Select Back-Forth [S]
This macro can only be used via the shortcut key "S". If StraightCells is in front, the evaluation rectangle under the cursor is displayed, and the correponding object is highlighted in both the original stack and in the ObjectJ results table.
Similarly, if a hyperstack is in front with a selected cell or chain, its straightened version is brought to front.
Show Profile [F]
This macro can only be used via the shortcut key "F". It draws an intensity profile along the cell chain in the membrane channel. The peaks in the profile are highlighted in red (automatic) or yellow (manual).
Hide/Show Outlines [[F6]
Cell outlines as derived from the phase contrast image are be shown in the current channel.
Resolve Cells from Chains
Uses detected septa to create new cell objects with their own number labels. A cell object consist of a cell axis (segmented line), and a cell box.
Calc Diameters via Membrane
Loops through all cell objects and determines the diameter of the cylindrical part of the cell membrane. This is done by finding the maxima of membrane fluorescence using several perpenidcular profiles.
Calc GFP Segments
Uses the cell boxes to determine integrated fluorescence in the GFP channel.
Subtract Fluor. Backgrounds ..
From all linked fluorescent channels, backgrounds are calculated (as modal value of central 80% of width and height). With key Caps Lock down, the observer will see those pixels in red which would become zero after background subtraction. Before performing any subtraction, a table of calculated backgrouds is shown, with the option to edit the table or abort the process. The table is also copied to the clipboard, and if the user chooses File>New>System Clipboard, there are more options to edit than only to delete rows.
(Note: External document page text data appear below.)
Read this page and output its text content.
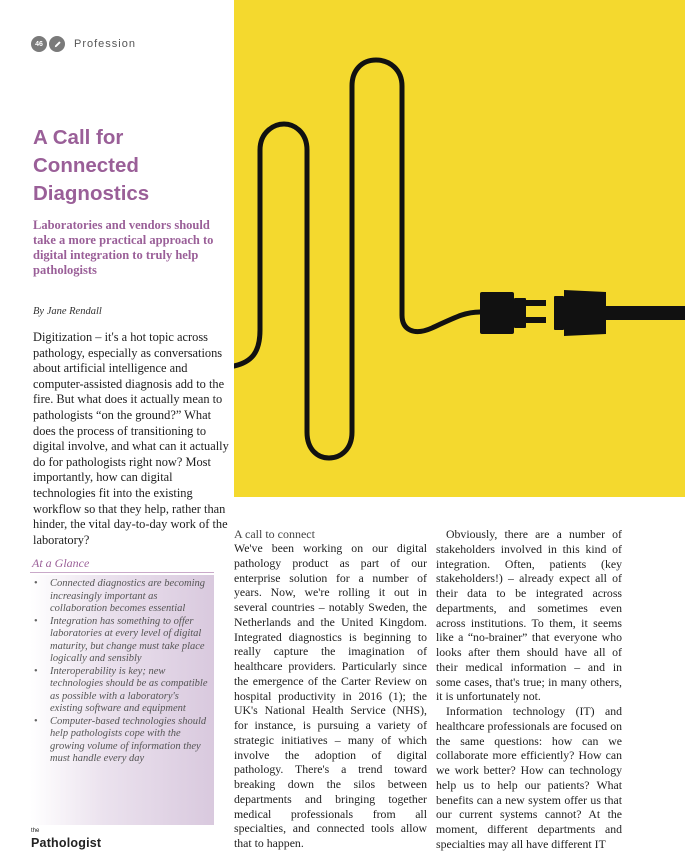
46	Profession
A Call for Connected Diagnostics
Laboratories and vendors should take a more practical approach to digital integration to truly help pathologists
By Jane Rendall

Digitization – it's a hot topic across pathology, especially as conversations about artificial intelligence and computer-assisted diagnosis add to the fire. But what does it actually mean to pathologists “on the ground?” What does the process of transitioning to digital involve, and what can it actually do for pathologists right now? Most importantly, how can digital technologies fit into the existing workflow so that they help, rather than hinder, the vital day-to-day work of the laboratory?

At a Glance
• Connected diagnostics are becoming increasingly important as collaboration becomes essential
• Integration has something to offer laboratories at every level of digital maturity, but change must take place logically and sensibly
• Interoperability is key; new technologies should be as compatible as possible with a laboratory's existing software and equipment
• Computer-based technologies should help pathologists cope with the growing volume of information they must handle every day

A call to connect

We've been working on our digital pathology product as part of our enterprise solution for a number of years. Now, we're rolling it out in several countries – notably Sweden, the Netherlands and the United Kingdom. Integrated diagnostics is beginning to really capture the imagination of healthcare providers. Particularly since the emergence of the Carter Review on hospital productivity in 2016 (1); the UK's National Health Service (NHS), for instance, is pursuing a variety of strategic initiatives – many of which involve the adoption of digital pathology. There's a trend toward breaking down the silos between departments and bringing together medical professionals from all specialties, and connected tools allow that to happen.

Obviously, there are a number of stakeholders involved in this kind of integration. Often, patients (key stakeholders!) – already expect all of their data to be integrated across departments, and sometimes even across institutions. To them, it seems like a “no-brainer” that everyone who looks after them should have all of their medical information – and in some cases, that's true; in many others, it is unfortunately not.

Information technology (IT) and healthcare professionals are focused on the same questions: how can we collaborate more efficiently? How can we work better? How can technology help us to help our patients? What benefits can a new system offer us that our current systems cannot? At the moment, different departments and specialties may all have different IT

the
Pathologist
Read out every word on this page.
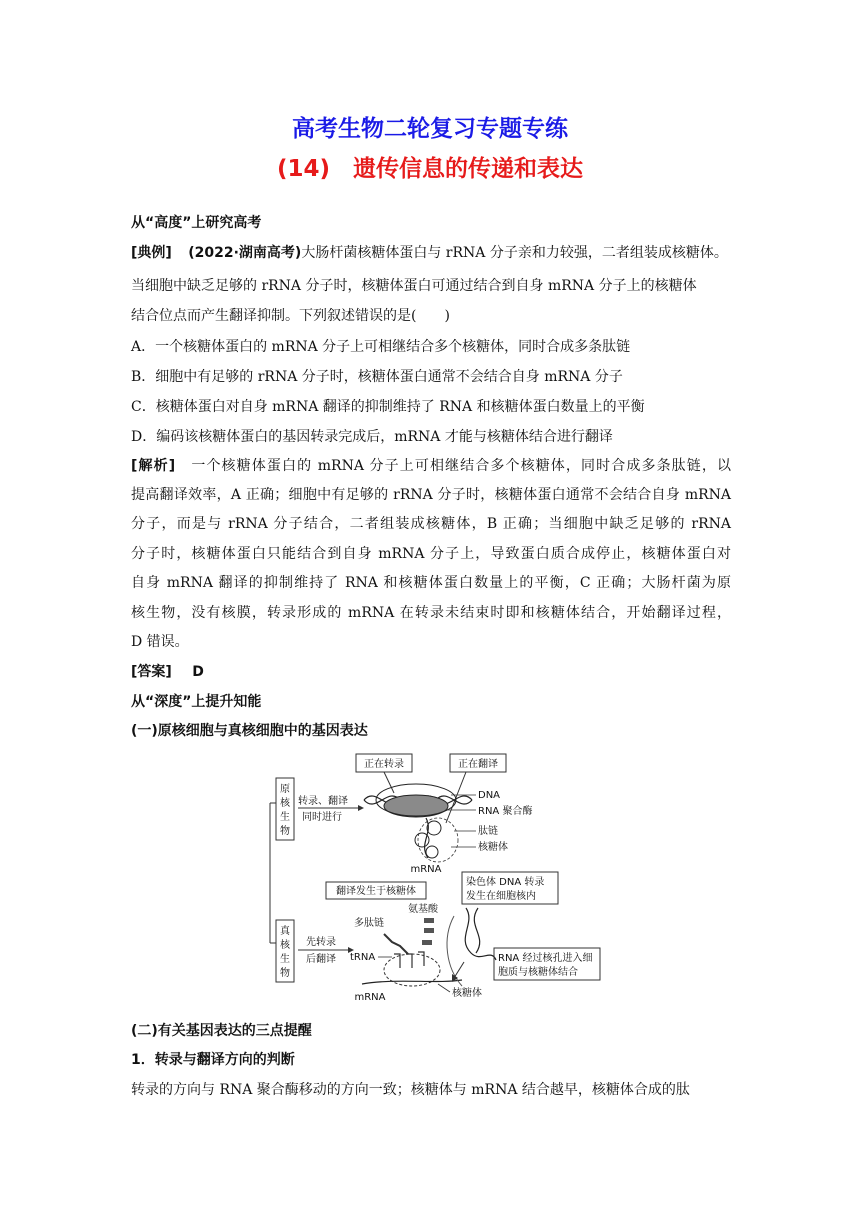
高考生物二轮复习专题专练
(14)　遗传信息的传递和表达
从“高度”上研究高考
[典例] (2022·湖南高考)大肠杆菌核糖体蛋白与 rRNA 分子亲和力较强，二者组装成核糖体。
当细胞中缺乏足够的 rRNA 分子时，核糖体蛋白可通过结合到自身 mRNA 分子上的核糖体
结合位点而产生翻译抑制。下列叙述错误的是(　　)
A．一个核糖体蛋白的 mRNA 分子上可相继结合多个核糖体，同时合成多条肽链
B．细胞中有足够的 rRNA 分子时，核糖体蛋白通常不会结合自身 mRNA 分子
C．核糖体蛋白对自身 mRNA 翻译的抑制维持了 RNA 和核糖体蛋白数量上的平衡
D．编码该核糖体蛋白的基因转录完成后，mRNA 才能与核糖体结合进行翻译
[解析]　一个核糖体蛋白的 mRNA 分子上可相继结合多个核糖体，同时合成多条肽链，以
提高翻译效率，A 正确；细胞中有足够的 rRNA 分子时，核糖体蛋白通常不会结合自身 mRNA
分子，而是与 rRNA 分子结合，二者组装成核糖体，B 正确；当细胞中缺乏足够的 rRNA
分子时，核糖体蛋白只能结合到自身 mRNA 分子上，导致蛋白质合成停止，核糖体蛋白对
自身 mRNA 翻译的抑制维持了 RNA 和核糖体蛋白数量上的平衡，C 正确；大肠杆菌为原
核生物，没有核膜，转录形成的 mRNA 在转录未结束时即和核糖体结合，开始翻译过程，
D 错误。
[答案] D
从“深度”上提升知能
(一)原核细胞与真核细胞中的基因表达
原
核
生
物
转录、翻译
同时进行
正在转录	正在翻译
DNA
RNA 聚合酶
肽链
核糖体
mRNA
真
核
生
物
先转录
后翻译
翻译发生于核糖体
氨基酸
多肽链
tRNA
mRNA	核糖体
染色体 DNA 转录
发生在细胞核内
RNA 经过核孔进入细
胞质与核糖体结合
(二)有关基因表达的三点提醒
1．转录与翻译方向的判断
转录的方向与 RNA 聚合酶移动的方向一致；核糖体与 mRNA 结合越早，核糖体合成的肽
However, the table columns may not be properly aligned.
Column | Explanation |
---|---|
ChainAxis | Axis length of cell chain |
ChainDia | Diameter of cell chain (calculated from area and axis length) |
CellAxis | Length of individual cell |
DiaP | Diameter of the cells parent chain |
CellDiaM | Diameter of the cells membrane cylinder |
GFPFluor | Integrated GFP fluorescence inside cell box (x0.001) |
GFPMax | Max GFP fluorescence inside cell box |
GFPMean | Mean GFP fluorescence inside cell box |
GFPMid | Mean GFP fluorescence inside along the cell axis |
ParentID | Negative ids for chains, positive ids identify a cell's parent |